Authors
Yuyang Sang
Ning Luo
Samuel Judson
Ben Chaimberg
Timos Antonopoulos
Xiao Wang
Ruzica Piskac
Zhong Shao
Abstract
A zero-knowledge proof (ZKP) is a powerful cryptographic primitive used in many decentralized or privacy-focused applications. However, the high overhead of ZKPs can restrict their practical applicability. We design a programming language, Ou, aimed at easing the programmer's burden when writing efficient ZKPs, and a compiler framework, Lian, that automates the analysis and distribution of statements to a computing cluster. Ou uses programming language semantics, formal methods, and combinatorial optimization to automatically partition an Ou program into efficiently sized chunks for parallel ZK-proving and/or verification.
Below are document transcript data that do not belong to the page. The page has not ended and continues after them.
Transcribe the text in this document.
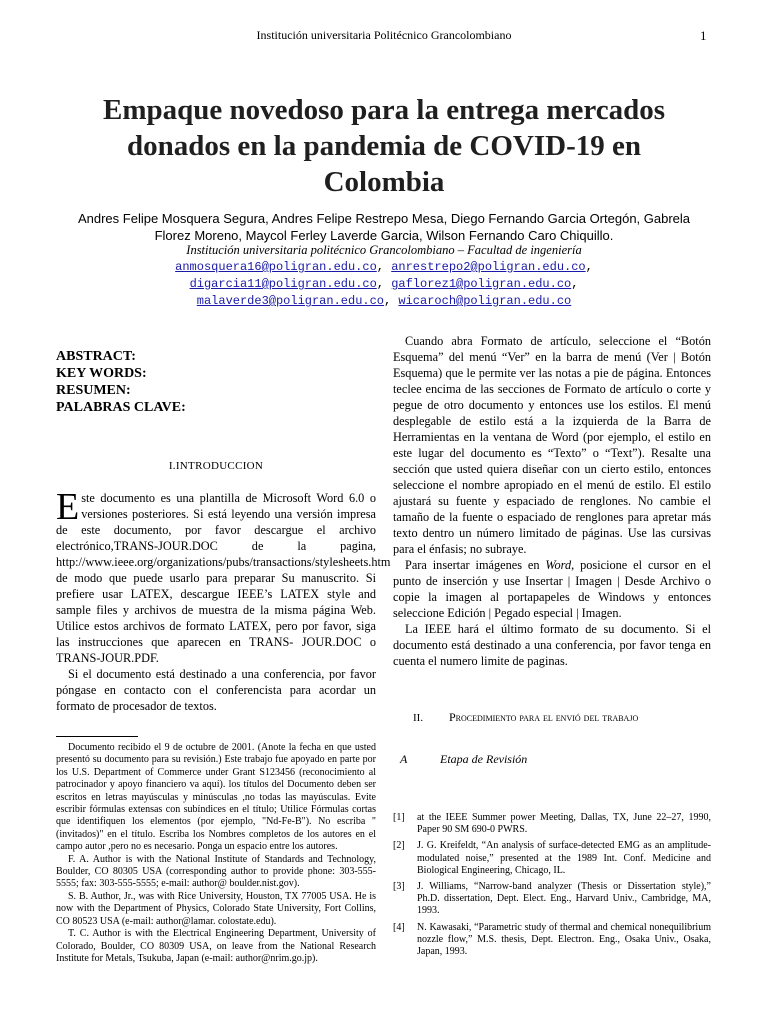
Institución universitaria Politécnico Grancolombiano	1
Empaque novedoso para la entrega mercados donados en la pandemia de COVID-19 en Colombia
Andres Felipe Mosquera Segura, Andres Felipe Restrepo Mesa, Diego Fernando Garcia Ortegón, Gabrela Florez Moreno, Maycol Ferley Laverde Garcia, Wilson Fernando Caro Chiquillo.
Institución universitaria politécnico Grancolombiano – Facultad de ingeniería
anmosquera16@poligran.edu.co, anrestrepo2@poligran.edu.co,
digarcia11@poligran.edu.co, gaflorez1@poligran.edu.co,
malaverde3@poligran.edu.co, wicaroch@poligran.edu.co
ABSTRACT:
KEY WORDS:
RESUMEN:
PALABRAS CLAVE:
I.INTRODUCCION
Este documento es una plantilla de Microsoft Word 6.0 o versiones posteriores. Si está leyendo una versión impresa de este documento, por favor descargue el archivo electrónico,TRANS-JOUR.DOC de la pagina, http://www.ieee.org/organizations/pubs/transactions/stylesheets.htm de modo que puede usarlo para preparar Su manuscrito. Si prefiere usar LATEX, descargue IEEE’s LATEX style and sample files y archivos de muestra de la misma página Web. Utilice estos archivos de formato LATEX, pero por favor, siga las instrucciones que aparecen en TRANS- JOUR.DOC o TRANS-JOUR.PDF.
Si el documento está destinado a una conferencia, por favor póngase en contacto con el conferencista para acordar un formato de procesador de textos.
Documento recibido el 9 de octubre de 2001. (Anote la fecha en que usted presentó su documento para su revisión.) Este trabajo fue apoyado en parte por los U.S. Department of Commerce under Grant S123456 (reconocimiento al patrocinador y apoyo financiero va aquí). los títulos del Documento deben ser escritos en letras mayúsculas y minúsculas ,no todas las mayúsculas. Evite escribir fórmulas extensas con subíndices en el título; Utilice Fórmulas cortas que identifiquen los elementos (por ejemplo, "Nd-Fe-B"). No escriba "(invitados)" en el título. Escriba los Nombres completos de los autores en el campo autor ,pero no es necesario. Ponga un espacio entre los autores.
F. A. Author is with the National Institute of Standards and Technology, Boulder, CO 80305 USA (corresponding author to provide phone: 303-555-5555; fax: 303-555-5555; e-mail: author@ boulder.nist.gov).
S. B. Author, Jr., was with Rice University, Houston, TX 77005 USA. He is now with the Department of Physics, Colorado State University, Fort Collins, CO 80523 USA (e-mail: author@lamar. colostate.edu).
T. C. Author is with the Electrical Engineering Department, University of Colorado, Boulder, CO 80309 USA, on leave from the National Research Institute for Metals, Tsukuba, Japan (e-mail: author@nrim.go.jp).
Cuando abra Formato de artículo, seleccione el “Botón Esquema” del menú “Ver” en la barra de menú (Ver | Botón Esquema) que le permite ver las notas a pie de página. Entonces teclee encima de las secciones de Formato de artículo o corte y pegue de otro documento y entonces use los estilos. El menú desplegable de estilo está a la izquierda de la Barra de Herramientas en la ventana de Word (por ejemplo, el estilo en este lugar del documento es “Texto” o “Text”). Resalte una sección que usted quiera diseñar con un cierto estilo, entonces seleccione el nombre apropiado en el menú de estilo. El estilo ajustará su fuente y espaciado de renglones. No cambie el tamaño de la fuente o espaciado de renglones para apretar más texto dentro un número limitado de páginas. Use las cursivas para el énfasis; no subraye.
Para insertar imágenes en Word, posicione el cursor en el punto de inserción y use Insertar | Imagen | Desde Archivo o copie la imagen al portapapeles de Windows y entonces seleccione Edición | Pegado especial | Imagen.
La IEEE hará el último formato de su documento. Si el documento está destinado a una conferencia, por favor tenga en cuenta el numero limite de paginas.
II. Procedimiento para el envió del trabajo
A	Etapa de Revisión
[1]	at the IEEE Summer power Meeting, Dallas, TX, June 22–27, 1990, Paper 90 SM 690-0 PWRS.
[2]	J. G. Kreifeldt, “An analysis of surface-detected EMG as an amplitude-modulated noise,” presented at the 1989 Int. Conf. Medicine and Biological Engineering, Chicago, IL.
[3]	J. Williams, “Narrow-band analyzer (Thesis or Dissertation style),” Ph.D. dissertation, Dept. Elect. Eng., Harvard Univ., Cambridge, MA, 1993.
[4]	N. Kawasaki, “Parametric study of thermal and chemical nonequilibrium nozzle flow,” M.S. thesis, Dept. Electron. Eng., Osaka Univ., Osaka, Japan, 1993.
We contribute: (1) A front-end language where users can write proof statements as imperative programs in a familiar syntax; (2) A compiler architecture and implementation that automatically analyzes the program and compiles it into an optimized IR that can be lifted to a variety of ZKP constructions; and (3) A cutting algorithm, based on Pseudo-Boolean optimization and Integer Linear Programming, that reorders instructions and then partitions the program into efficiently sized chunks for parallel evaluation and efficient state reconciliation.
Published
In
Proceedings of the 2023 ACM SIGSAC Conference on Computer
and Communications Security (CCS'23), Copenhagen, Denmark, pages 534-548, November 2023.